We need a change of model and mentality that focuses on collective care over exploitation, hierarchies and productivity. Without pauses, deep reflection processes cannot take place.
Now that you are no longer working as an artist, how do you cope with the stress of your collaborators?
As an artist, more than once I found myself in situations of carelessness that affected the good execution of my work and subjected me to greater stress, such as the space not having what was agreed upon in the rider or bureaucratic demands that are not always easy to manage for artists. In the same way, artists sometimes don't realize the difficulties that exist beyond the stage. It is fortunate to have experienced both sides, with their particularities, to be able to understand, empathize and provide optimal working conditions. Now that I work in cultural management, I pay a lot of attention to details so that artists feel cared for and can work in good conditions. For me, closeness, planning, communication and horizontality are key to creating a positive environment.
Listening to colleagues and empathizing with their needs is not far from the listening that takes place on stage to avoid an accident. It's about finding a balance between everyone and valuing the work done by all the people involved in a project.
In general, I tend to work horizontally, so that supporting each other and knowing how to handle moments of tension is not difficult, because for me, non-hierarchical structures generate less stress.
What are your main takeaways from the CS LAB experience?
I found it very interesting to be able to talk about our mental state without approaching it from the stigmatization perspective.
From Vida Skreb's talk, I highlighted the importance of incorporating some practical exercise into our daily lives so that we don't maintain stress for a prolonged period of time. Especially interesting was her statement that we can train our brain to take it to healthier places.

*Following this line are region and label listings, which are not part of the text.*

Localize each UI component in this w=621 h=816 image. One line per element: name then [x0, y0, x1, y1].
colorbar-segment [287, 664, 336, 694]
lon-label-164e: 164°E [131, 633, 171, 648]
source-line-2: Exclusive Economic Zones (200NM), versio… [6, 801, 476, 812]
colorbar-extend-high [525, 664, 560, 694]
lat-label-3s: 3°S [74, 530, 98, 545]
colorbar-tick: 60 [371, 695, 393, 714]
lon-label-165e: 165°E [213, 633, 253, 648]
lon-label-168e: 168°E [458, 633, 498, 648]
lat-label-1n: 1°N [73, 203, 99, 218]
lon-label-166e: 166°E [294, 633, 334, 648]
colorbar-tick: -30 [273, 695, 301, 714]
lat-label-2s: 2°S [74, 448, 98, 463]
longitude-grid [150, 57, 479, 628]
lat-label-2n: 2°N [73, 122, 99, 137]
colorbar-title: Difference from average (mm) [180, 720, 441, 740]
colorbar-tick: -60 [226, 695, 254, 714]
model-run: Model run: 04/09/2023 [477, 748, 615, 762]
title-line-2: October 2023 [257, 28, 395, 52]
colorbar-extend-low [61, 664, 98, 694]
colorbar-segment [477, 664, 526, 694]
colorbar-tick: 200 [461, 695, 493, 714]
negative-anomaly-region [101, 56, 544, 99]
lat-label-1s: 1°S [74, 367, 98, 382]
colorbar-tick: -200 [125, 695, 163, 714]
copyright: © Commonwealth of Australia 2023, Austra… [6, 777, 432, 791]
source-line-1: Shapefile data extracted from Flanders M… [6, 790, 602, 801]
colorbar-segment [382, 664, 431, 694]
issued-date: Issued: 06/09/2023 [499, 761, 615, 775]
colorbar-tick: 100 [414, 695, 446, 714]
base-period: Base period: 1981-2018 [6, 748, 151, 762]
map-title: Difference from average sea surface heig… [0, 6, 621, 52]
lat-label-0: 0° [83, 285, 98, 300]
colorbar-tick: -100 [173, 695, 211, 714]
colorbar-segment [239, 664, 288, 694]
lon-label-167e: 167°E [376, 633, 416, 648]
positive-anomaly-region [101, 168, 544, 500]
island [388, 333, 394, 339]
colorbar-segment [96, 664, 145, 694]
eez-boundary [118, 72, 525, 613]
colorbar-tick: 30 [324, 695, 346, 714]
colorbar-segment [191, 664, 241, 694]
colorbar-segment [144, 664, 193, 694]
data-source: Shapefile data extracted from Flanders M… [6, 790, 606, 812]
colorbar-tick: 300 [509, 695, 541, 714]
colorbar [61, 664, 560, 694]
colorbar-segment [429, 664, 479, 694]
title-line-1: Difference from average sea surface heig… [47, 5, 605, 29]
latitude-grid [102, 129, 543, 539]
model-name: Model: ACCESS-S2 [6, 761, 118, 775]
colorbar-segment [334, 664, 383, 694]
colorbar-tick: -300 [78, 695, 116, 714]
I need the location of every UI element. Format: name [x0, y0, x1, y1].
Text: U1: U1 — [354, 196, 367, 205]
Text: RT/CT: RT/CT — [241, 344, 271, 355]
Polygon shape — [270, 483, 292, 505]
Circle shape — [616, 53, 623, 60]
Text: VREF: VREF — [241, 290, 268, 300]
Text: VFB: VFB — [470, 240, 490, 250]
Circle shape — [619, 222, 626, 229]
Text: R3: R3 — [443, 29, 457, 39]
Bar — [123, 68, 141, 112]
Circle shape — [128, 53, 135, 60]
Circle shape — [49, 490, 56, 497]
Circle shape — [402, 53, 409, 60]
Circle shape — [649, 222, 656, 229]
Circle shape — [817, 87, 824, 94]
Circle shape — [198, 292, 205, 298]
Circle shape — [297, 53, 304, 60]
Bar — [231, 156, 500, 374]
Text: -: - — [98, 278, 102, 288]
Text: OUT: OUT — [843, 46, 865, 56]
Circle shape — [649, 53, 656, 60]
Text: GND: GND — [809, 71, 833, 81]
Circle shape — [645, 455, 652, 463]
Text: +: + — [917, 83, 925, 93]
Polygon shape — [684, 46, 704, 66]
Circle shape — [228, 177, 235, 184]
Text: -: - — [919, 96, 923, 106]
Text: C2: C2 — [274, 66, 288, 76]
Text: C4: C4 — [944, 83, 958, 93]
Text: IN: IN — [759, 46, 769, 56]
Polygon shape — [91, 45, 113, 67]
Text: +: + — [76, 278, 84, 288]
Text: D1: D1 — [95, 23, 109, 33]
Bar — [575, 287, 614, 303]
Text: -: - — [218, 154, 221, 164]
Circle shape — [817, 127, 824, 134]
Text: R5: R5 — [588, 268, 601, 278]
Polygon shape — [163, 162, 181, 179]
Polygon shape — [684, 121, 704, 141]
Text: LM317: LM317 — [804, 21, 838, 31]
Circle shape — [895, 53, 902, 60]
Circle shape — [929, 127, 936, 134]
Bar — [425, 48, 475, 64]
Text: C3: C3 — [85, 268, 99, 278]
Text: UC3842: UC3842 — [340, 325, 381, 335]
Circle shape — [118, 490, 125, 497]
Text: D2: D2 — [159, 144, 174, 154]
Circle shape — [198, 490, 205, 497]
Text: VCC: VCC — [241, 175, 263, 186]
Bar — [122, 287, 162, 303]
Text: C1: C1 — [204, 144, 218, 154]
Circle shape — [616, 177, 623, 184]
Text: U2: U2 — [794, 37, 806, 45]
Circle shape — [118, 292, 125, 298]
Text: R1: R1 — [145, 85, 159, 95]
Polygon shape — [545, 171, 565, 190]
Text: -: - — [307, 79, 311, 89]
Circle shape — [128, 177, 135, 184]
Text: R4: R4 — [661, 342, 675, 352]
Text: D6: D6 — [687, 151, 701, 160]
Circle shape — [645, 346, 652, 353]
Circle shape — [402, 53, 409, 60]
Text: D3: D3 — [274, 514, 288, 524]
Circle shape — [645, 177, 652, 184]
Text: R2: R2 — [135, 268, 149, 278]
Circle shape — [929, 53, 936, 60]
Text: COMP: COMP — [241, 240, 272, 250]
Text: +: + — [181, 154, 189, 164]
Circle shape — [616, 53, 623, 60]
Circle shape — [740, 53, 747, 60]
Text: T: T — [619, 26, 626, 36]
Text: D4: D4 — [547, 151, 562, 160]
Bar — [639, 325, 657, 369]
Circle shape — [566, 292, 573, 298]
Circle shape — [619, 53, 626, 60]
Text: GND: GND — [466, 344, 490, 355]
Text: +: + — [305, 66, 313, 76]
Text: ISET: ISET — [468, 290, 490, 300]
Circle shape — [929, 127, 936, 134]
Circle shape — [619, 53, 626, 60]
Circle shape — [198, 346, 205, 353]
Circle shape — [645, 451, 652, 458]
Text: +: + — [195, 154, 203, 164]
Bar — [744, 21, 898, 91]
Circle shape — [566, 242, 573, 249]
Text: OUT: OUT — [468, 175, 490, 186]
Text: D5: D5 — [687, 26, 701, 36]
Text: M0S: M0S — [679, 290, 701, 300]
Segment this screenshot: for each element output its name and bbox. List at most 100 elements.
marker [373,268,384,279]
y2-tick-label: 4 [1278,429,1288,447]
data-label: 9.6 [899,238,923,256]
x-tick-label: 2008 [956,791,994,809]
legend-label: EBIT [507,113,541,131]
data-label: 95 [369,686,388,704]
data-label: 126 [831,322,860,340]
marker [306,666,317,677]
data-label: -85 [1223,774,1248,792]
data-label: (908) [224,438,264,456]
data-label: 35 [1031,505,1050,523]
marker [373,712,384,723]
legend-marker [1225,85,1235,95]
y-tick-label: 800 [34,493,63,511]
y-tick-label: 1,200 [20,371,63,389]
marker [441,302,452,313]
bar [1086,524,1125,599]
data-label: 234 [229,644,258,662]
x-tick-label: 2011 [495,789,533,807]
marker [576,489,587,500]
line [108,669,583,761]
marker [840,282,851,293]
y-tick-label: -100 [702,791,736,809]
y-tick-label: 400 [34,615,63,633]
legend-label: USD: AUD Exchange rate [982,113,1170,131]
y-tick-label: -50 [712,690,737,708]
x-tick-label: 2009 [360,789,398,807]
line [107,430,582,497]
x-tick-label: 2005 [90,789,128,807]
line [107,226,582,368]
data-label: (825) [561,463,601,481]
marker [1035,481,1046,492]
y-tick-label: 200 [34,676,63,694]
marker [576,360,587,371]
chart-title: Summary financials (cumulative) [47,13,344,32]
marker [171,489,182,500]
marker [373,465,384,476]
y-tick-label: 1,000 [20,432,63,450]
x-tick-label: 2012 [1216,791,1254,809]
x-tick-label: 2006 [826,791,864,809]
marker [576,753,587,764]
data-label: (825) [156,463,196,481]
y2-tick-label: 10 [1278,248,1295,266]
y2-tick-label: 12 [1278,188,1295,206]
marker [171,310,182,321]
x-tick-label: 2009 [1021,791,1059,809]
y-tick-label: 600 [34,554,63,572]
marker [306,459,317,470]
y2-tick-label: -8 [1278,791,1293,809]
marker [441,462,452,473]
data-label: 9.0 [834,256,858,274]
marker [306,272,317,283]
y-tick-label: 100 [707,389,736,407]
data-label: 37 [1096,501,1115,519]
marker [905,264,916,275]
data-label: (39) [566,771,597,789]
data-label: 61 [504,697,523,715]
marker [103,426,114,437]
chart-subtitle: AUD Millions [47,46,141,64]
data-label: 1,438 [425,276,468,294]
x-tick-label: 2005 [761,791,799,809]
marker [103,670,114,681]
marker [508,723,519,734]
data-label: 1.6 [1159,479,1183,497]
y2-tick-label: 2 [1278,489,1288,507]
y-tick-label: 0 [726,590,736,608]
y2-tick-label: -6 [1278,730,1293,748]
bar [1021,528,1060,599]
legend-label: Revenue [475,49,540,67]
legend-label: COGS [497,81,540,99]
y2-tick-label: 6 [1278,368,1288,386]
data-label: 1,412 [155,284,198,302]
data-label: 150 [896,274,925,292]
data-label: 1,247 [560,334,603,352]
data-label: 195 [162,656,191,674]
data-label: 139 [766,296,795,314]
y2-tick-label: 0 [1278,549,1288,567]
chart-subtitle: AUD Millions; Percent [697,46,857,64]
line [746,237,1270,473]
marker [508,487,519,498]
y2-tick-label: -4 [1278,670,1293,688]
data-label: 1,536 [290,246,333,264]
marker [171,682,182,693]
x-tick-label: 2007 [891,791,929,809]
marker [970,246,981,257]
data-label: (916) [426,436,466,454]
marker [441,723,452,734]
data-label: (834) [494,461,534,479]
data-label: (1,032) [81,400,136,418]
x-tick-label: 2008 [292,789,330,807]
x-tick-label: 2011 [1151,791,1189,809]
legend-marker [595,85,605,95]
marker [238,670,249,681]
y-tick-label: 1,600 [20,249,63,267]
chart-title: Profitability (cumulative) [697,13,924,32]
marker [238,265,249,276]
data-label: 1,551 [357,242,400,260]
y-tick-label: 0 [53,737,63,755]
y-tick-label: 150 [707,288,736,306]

Also, I found Hugo Cruz's presentation and his approach to care at the center of his practices enlightening.
CS LAB #6 was a breath of air in the maelstrom of the last few months because it provided tools, pauses and reflections to face the current reality.
Eva Luna García-Mauriño is a former circus artist, researcher, cultural manager, philologist and artistic director. She is currently the general coordinator of MADPAC - Madrid Association of Circus Professionals -, co-director of PDCirco and the MADN Circus Festival. She is a member of the internationalization commission of CircoRed and works actively for the recognition of circus in Spain.